Early Years. A carpenter's son, Mikoyan says that he "came from a long line of Armenian traders." According to his fiction-varnished official biography, he studied at an Armenian seminary in Tiflis (where Stalin studied for the priesthood at a Russian Orthodox seminary two decades earlier), showed daring as a youthful Red leader in the Bolshevik Revolution of 1917, was wounded at the barricades, narrowly escaped execution when captured by anti-Bolshevik forces. Escaping execution proved to be a special Mikoyan talent, highly useful for a man who managed to survive for a quarter-century as a high official under the insanely suspicious Stalin.
Official Career. Sharing the legendary Armenian gift for trading, Mikoyan became Stalin's chief trade commissar at 30, overseeing not only Soviet foreign trade but also domestic distribution of goods. After World War II, he set up the Soviet economic apparatus for milking the captive nations of Eastern Europe. During the shifting struggle for power and survival after Stalin's death. Mikoyan shrewdly sided with Nikita Khrushchev when the other schemers from the old Stalin gang joined forces against the upstart. When Khrushchev won out, the wily Armenian emerged as No. 2 man, with the title of Deputy Premier. Khrushchev's apparent trust, and growing authority over foreign relations.
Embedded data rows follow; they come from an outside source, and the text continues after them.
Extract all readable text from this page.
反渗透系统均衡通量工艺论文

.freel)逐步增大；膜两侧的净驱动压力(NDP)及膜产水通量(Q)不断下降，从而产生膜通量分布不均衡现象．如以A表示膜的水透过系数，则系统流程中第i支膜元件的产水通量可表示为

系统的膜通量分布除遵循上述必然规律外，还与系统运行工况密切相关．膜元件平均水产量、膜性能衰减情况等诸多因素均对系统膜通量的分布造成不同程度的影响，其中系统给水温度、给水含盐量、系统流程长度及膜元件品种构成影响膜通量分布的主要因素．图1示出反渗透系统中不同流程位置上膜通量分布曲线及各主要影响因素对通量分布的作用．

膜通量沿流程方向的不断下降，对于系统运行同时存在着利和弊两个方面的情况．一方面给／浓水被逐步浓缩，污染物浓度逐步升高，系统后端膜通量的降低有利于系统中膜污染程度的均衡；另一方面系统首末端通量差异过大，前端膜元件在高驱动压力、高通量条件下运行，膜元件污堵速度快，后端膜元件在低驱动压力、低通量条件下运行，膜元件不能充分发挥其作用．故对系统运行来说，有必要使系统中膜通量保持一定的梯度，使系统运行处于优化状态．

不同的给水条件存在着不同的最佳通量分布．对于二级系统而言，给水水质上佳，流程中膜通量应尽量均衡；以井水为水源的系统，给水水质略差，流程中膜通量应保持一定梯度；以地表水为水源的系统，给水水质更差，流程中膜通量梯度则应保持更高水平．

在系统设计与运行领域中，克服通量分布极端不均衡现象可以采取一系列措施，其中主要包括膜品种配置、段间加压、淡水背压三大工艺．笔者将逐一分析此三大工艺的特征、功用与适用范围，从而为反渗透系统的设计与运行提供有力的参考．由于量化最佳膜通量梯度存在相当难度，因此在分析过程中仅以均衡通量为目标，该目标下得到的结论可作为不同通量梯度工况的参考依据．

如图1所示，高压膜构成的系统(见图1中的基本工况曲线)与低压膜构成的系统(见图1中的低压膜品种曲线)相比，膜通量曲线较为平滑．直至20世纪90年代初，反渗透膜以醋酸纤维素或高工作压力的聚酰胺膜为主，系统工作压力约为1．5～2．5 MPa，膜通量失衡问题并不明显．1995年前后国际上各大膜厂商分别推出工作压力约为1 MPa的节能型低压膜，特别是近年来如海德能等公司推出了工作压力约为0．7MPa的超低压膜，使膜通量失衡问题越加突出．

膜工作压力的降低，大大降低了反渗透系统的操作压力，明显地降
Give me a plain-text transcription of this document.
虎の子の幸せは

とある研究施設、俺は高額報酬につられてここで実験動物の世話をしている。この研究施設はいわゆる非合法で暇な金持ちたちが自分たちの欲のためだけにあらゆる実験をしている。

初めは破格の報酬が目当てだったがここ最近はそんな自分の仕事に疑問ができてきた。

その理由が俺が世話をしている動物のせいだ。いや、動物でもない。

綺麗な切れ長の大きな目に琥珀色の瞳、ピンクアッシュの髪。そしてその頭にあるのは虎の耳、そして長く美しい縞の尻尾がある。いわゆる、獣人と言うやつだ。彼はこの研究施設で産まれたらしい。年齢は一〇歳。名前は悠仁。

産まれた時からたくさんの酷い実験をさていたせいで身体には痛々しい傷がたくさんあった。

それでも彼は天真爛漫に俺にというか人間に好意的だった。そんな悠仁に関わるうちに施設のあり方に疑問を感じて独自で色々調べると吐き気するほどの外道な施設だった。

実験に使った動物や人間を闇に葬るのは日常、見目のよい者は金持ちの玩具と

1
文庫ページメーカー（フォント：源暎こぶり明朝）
Personality & Family. Mikoyan is a fluent talker (but speaks little English), likes dancing, cooking Armenian dishes and horseback riding, is more amiable--or at least more ingratiating --than most Soviet chieftains. After three decades as a foreign trade specialist, and numerous trips abroad, he is also more knowledgeable about the West than most of his fellow commissars. "Unlike the others," a veteran Western diplomat says of Mikoyan, "he has a rational image of the U.S." Mikoyan has four children, numerous grandchildren. His brother Artem is one of the U.S.S.R.'s top airplane designers (the MI in MIG stands for Mikoyan).
Reasons for Trip. On his one previous visit to the U.S., in 1936, Trader Mikoyan studied U.S. consumer industries, took back with him instructions for manufacturing such U.S. novelties as breakfast cereals and ice cream. This time he is interested in more momentous matters. Officially, he will be visiting the U.S. as the guest of Soviet Ambassador Mikhail A. ("Smiling Mike") Menshikov, but the guessing in Washington is that Khrushchev sent his right-hand man to talk to President Eisenhower and top U.S. officials, to sound out the firmness of the U.S.'s determination to stay on in Berlin. Mikoyan may try to arrange a U.S.-U.S.S.R. Big Two parley (the U.S. has insisted that Britain and France must take part in any summit conference), possibly a Khrushchev visit to the U.S. Besides spending four or five days in Washington, Mikoyan may make a fast fortnight's tour of major U.S. cities--reportedly including Philadelphia, Boston, Cleveland, Chicago, Detroit, Dallas, Los Angeles. San Francisco--to get the feel of U.S. opinion.
"If he doesn't come back," Boss Khrushchev joshed last week at the Kremlin New Year's ball, "he has to promise that he won't work against us there." Then Khrushchev added jovially: "We can't let Mikoyan stay in the U.S., because he would soon be the richest man there."